巴渝生带着歉意地笑了笑:“老陈,是我在瞎掰,你接着说吧。”
“几天前,中西医药综合研究所,也就是黄诗怡生前打工的地方,来了一批日本学者、科学家,他们立刻和关键取得了联系,我估计他们闻风而至,要对关键进行所谓的实验。也不知道这风儿是怎么刮过日本海峡的?哎,你说,他们怎么就盯上了关键呢?”
巴渝生说:“说来,这也算是关键的一种不幸,他的隐私,比那些娱乐圈的明星曝光得都多。
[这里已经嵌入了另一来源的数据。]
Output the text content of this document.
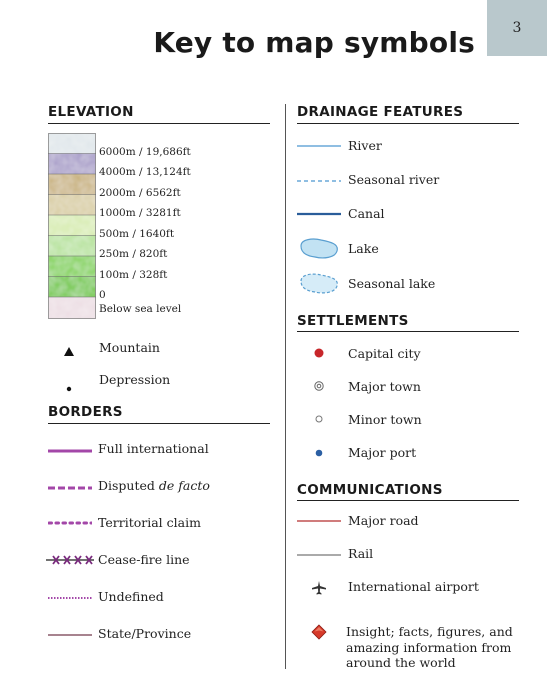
3
Key to map symbols
ELEVATION
6000m / 19,686ft
4000m / 13,124ft
2000m / 6562ft
1000m / 3281ft
500m / 1640ft
250m / 820ft
100m / 328ft
0
Below sea level
Mountain
Depression
BORDERS
Full international
Disputed de facto
Territorial claim
Cease-fire line
Undefined
State/Province
DRAINAGE FEATURES
River
Seasonal river
Canal
Lake
Seasonal lake
SETTLEMENTS
Capital city
Major town
Minor town
Major port
COMMUNICATIONS
Major road
Rail
International airport
Insight; facts, figures, and
amazing information from
around the world
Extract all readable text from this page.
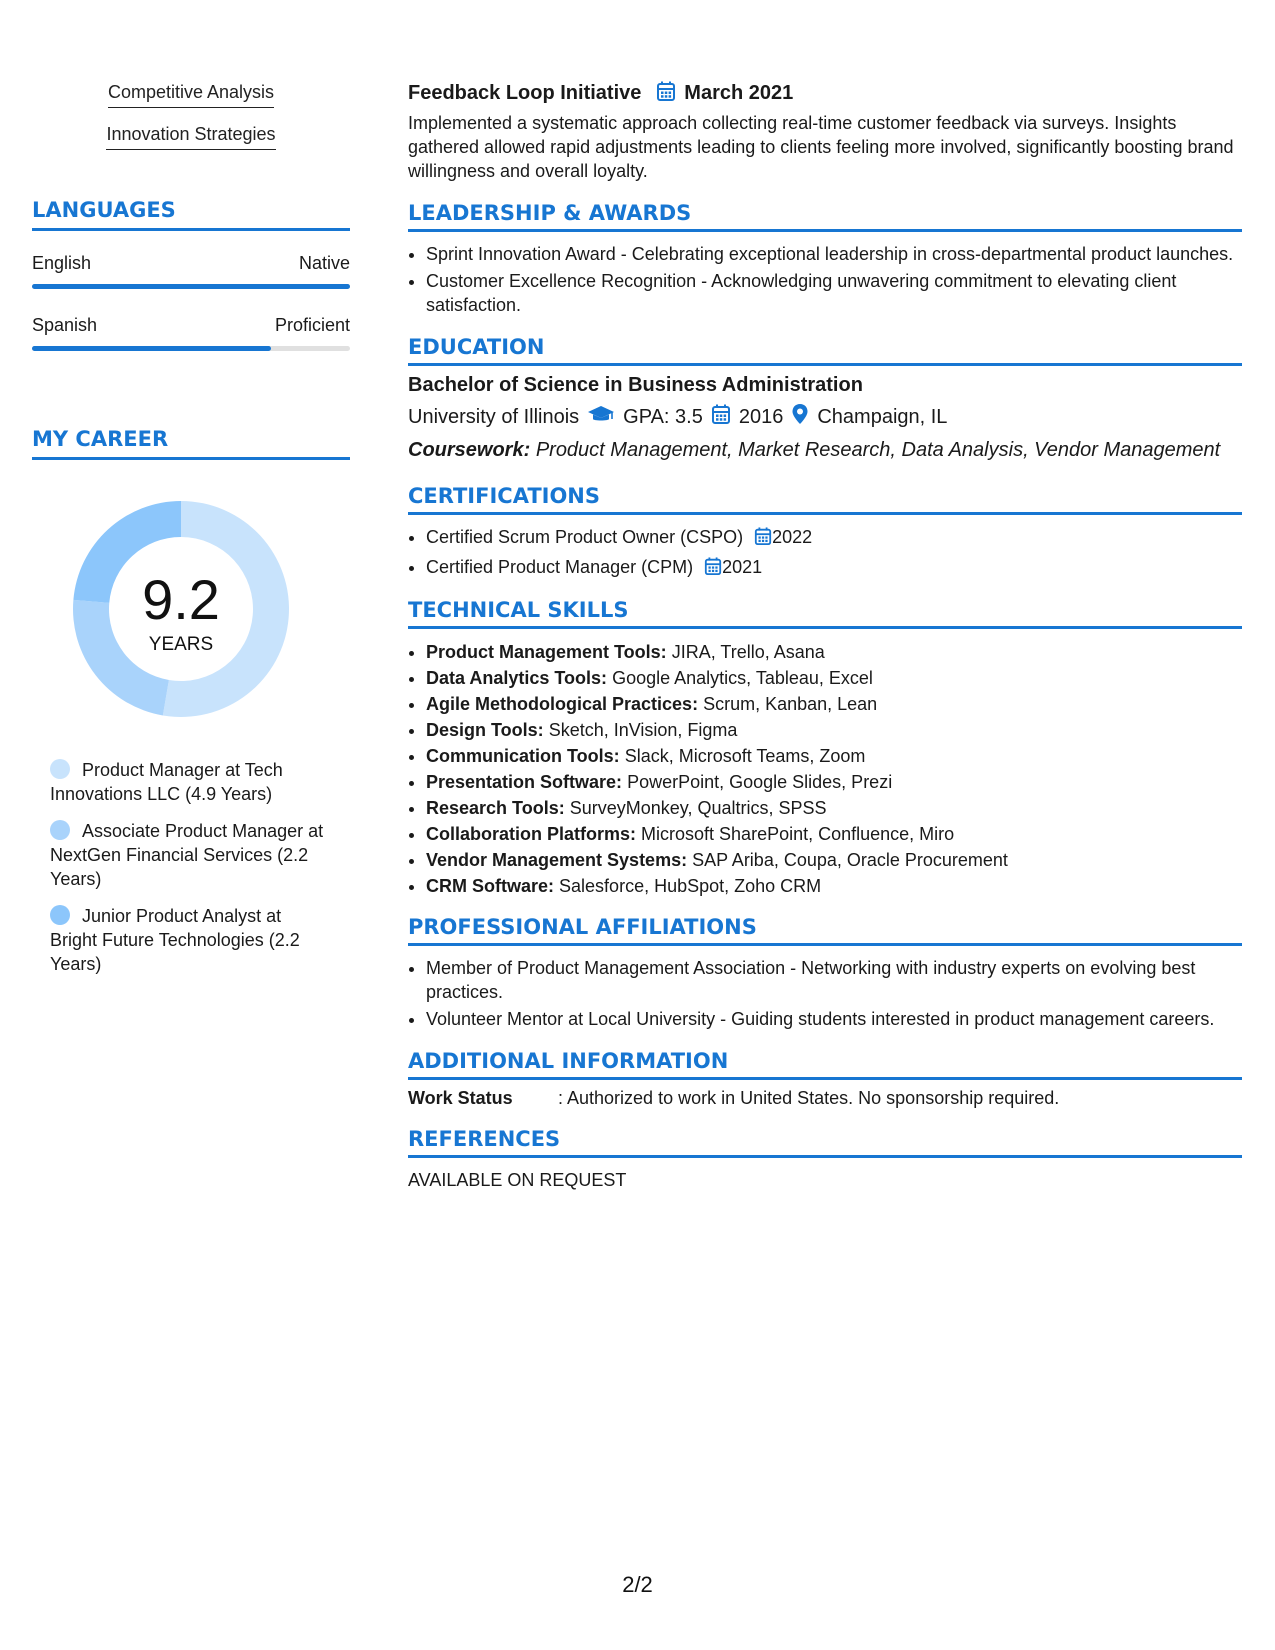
Competitive Analysis
Innovation Strategies
LANGUAGES
English	Native
Spanish	Proficient
MY CAREER
9.2
YEARS
Product Manager at Tech Innovations LLC (4.9 Years)
Associate Product Manager at NextGen Financial Services (2.2 Years)
Junior Product Analyst at Bright Future Technologies (2.2 Years)
Feedback Loop Initiative March 2021
Implemented a systematic approach collecting real-time customer feedback via surveys. Insights gathered allowed rapid adjustments leading to clients feeling more involved, significantly boosting brand willingness and overall loyalty.
LEADERSHIP & AWARDS
• Sprint Innovation Award - Celebrating exceptional leadership in cross-departmental product launches.
• Customer Excellence Recognition - Acknowledging unwavering commitment to elevating client satisfaction.
EDUCATION
Bachelor of Science in Business Administration
University of Illinois GPA: 3.5 2016 Champaign, IL
Coursework: Product Management, Market Research, Data Analysis, Vendor Management
CERTIFICATIONS
• Certified Scrum Product Owner (CSPO) 2022
• Certified Product Manager (CPM) 2021
TECHNICAL SKILLS
• Product Management Tools: JIRA, Trello, Asana
• Data Analytics Tools: Google Analytics, Tableau, Excel
• Agile Methodological Practices: Scrum, Kanban, Lean
• Design Tools: Sketch, InVision, Figma
• Communication Tools: Slack, Microsoft Teams, Zoom
• Presentation Software: PowerPoint, Google Slides, Prezi
• Research Tools: SurveyMonkey, Qualtrics, SPSS
• Collaboration Platforms: Microsoft SharePoint, Confluence, Miro
• Vendor Management Systems: SAP Ariba, Coupa, Oracle Procurement
• CRM Software: Salesforce, HubSpot, Zoho CRM
PROFESSIONAL AFFILIATIONS
• Member of Product Management Association - Networking with industry experts on evolving best practices.
• Volunteer Mentor at Local University - Guiding students interested in product management careers.
ADDITIONAL INFORMATION
Work Status	: Authorized to work in United States. No sponsorship required.
REFERENCES
AVAILABLE ON REQUEST
2/2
就连我们局里,听说了他的天赋,都曾给他做过实验。”
“局里给他做过实验?”陈警官似乎明白了什么,“你是……原来,局里真的有传说中的‘特高课’?”
巴渝生忙摇头说:“局里再有什么隐秘部门,也不会用这么臭名昭著的名字,都是被谣言歪曲了,我们的确属于重案组的一个特殊科室,全名应该是叫‘特异现象和高科技侦破科’。”
“还是‘特高科’呀!”陈警官嘿嘿笑笑,“没错,这个名字的确该千刀万剐……该死。难怪只听说过你的名字,却不知道你接管什么样的案子。”
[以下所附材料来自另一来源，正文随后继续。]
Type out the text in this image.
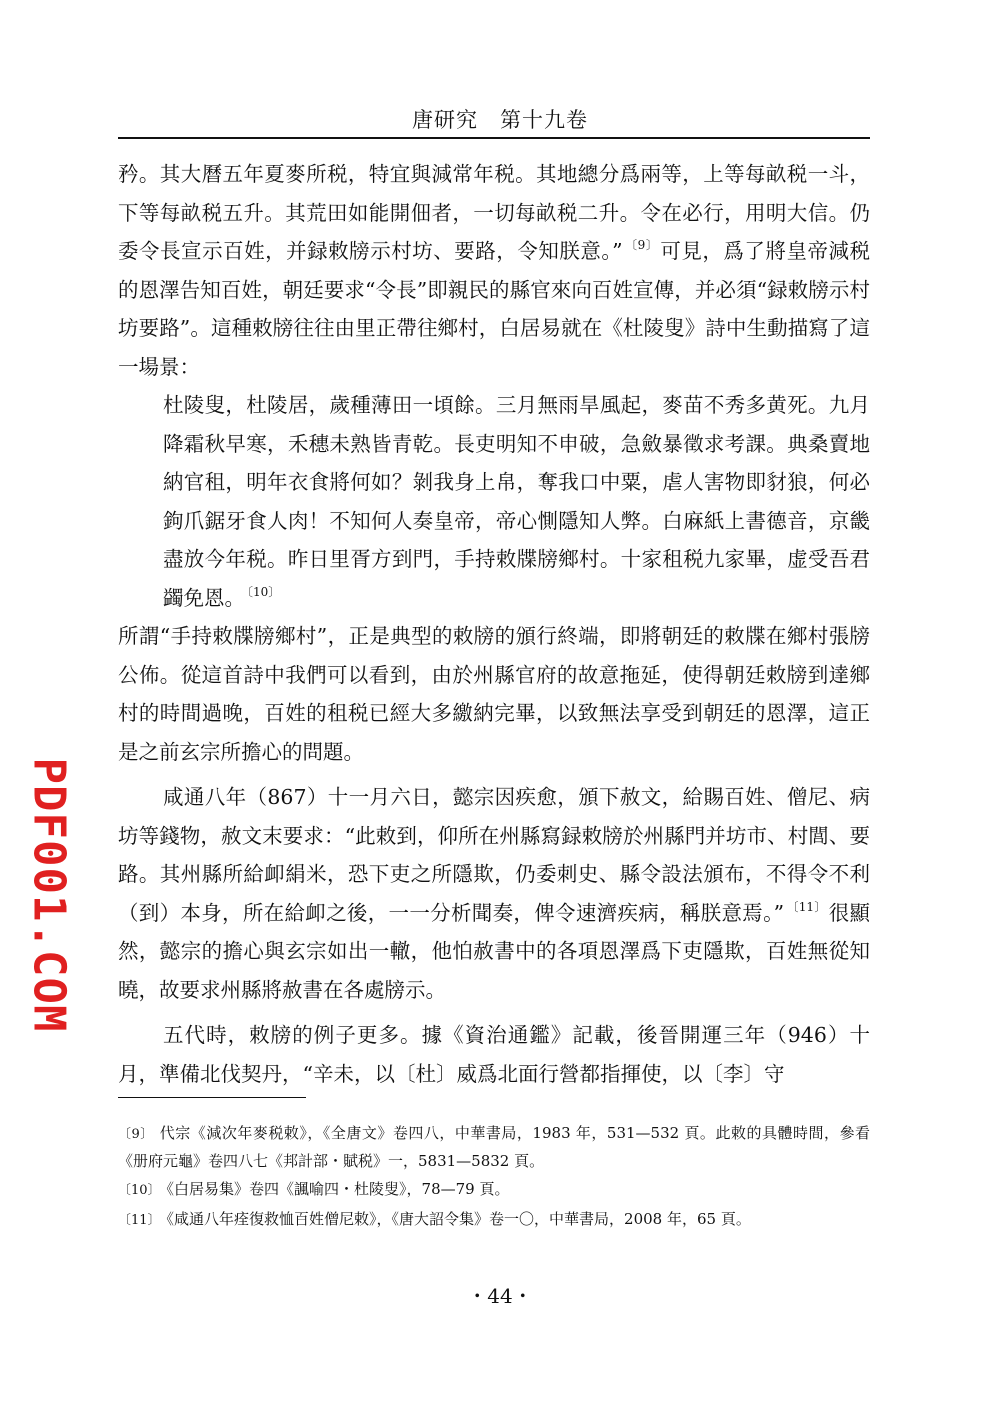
唐研究　第十九卷

矜。其大曆五年夏麥所税，特宜與減常年税。其地總分爲兩等，上等每畝税一斗，下等每畝税五升。其荒田如能開佃者，一切每畝税二升。令在必行，用明大信。仍委令長宣示百姓，并録敕牓示村坊、要路，令知朕意。” $^{〔9〕}$可見，爲了將皇帝減税的恩澤告知百姓，朝廷要求“令長”即親民的縣官來向百姓宣傳，并必須“録敕牓示村坊要路”。這種敕牓往往由里正帶往鄉村，白居易就在《杜陵叟》詩中生動描寫了這一場景：

杜陵叟，杜陵居，歲種薄田一頃餘。三月無雨旱風起，麥苗不秀多黄死。九月降霜秋早寒，禾穗未熟皆青乾。長吏明知不申破，急斂暴徵求考課。典桑賣地納官租，明年衣食將何如？剝我身上帛，奪我口中粟，虐人害物即豺狼，何必鉤爪鋸牙食人肉！不知何人奏皇帝，帝心惻隱知人弊。白麻紙上書德音，京畿盡放今年税。昨日里胥方到門，手持敕牒牓鄉村。十家租税九家畢，虚受吾君蠲免恩。 $^{〔10〕}$

所謂“手持敕牒牓鄉村”，正是典型的敕牓的頒行終端，即將朝廷的敕牒在鄉村張牓公佈。從這首詩中我們可以看到，由於州縣官府的故意拖延，使得朝廷敕牓到達鄉村的時間過晚，百姓的租税已經大多繳納完畢，以致無法享受到朝廷的恩澤，這正是之前玄宗所擔心的問題。

咸通八年（867）十一月六日，懿宗因疾愈，頒下赦文，給賜百姓、僧尼、病坊等錢物，赦文末要求：“此敕到，仰所在州縣寫録敕牓於州縣門并坊市、村閭、要路。其州縣所給卹絹米，恐下吏之所隱欺，仍委刺史、縣令設法頒布，不得令不利（到）本身，所在給卹之後，一一分析聞奏，俾令速濟疾病，稱朕意焉。” $^{〔11〕}$很顯然，懿宗的擔心與玄宗如出一轍，他怕赦書中的各項恩澤爲下吏隱欺，百姓無從知曉，故要求州縣將赦書在各處牓示。

五代時，敕牓的例子更多。據《資治通鑑》記載，後晉開運三年（946）十月，準備北伐契丹，“辛未，以〔杜〕威爲北面行營都指揮使，以〔李〕守

PDF001.COM

〔9〕 代宗《減次年麥税敕》，《全唐文》卷四八，中華書局，1983 年，531—532 頁。此敕的具體時間，參看《册府元龜》卷四八七《邦計部・賦税》一，5831—5832 頁。

〔10〕 《白居易集》卷四《諷喻四・杜陵叟》，78—79 頁。

〔11〕 《咸通八年痊復救恤百姓僧尼敕》，《唐大詔令集》卷一〇，中華書局，2008 年，65 頁。

・44・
“目前为止,我们科的工作都比较保密,接手的案子也基本上是无头案,成功的破获当然有,我们也尽量不声张。”
“无名英雄。”
“你给我戴高帽?”
“这么说来,五年前的山下雅广被杀案,现在也归你们管了?”
“确切说,当时就归我们管。而且,那是我毕业走上工作岗位后参与的第一桩大案,没想到,就是一个无头案。”
“这两个案子会不会有什么联系?”陈警官试探着。
“你还有什么最新的进展没来得及说?”
两个人互视一眼,一起淡淡一笑,陈警官说:“你肯定比我更清楚,黄诗怡就是替山下雅广‘押镖’的中方警卫黄冠雄的女儿。黄冠雄至今还是我们的第一嫌疑人,虽然证据并不确凿。”
“两案还有一个共通之处:现场没有当事人之外作案者的痕迹,也就是说,是精心布置的凶杀,虽然手段极不相同……只不过,黄诗怡和褚文光被杀一案中,关键的嫌疑更大。”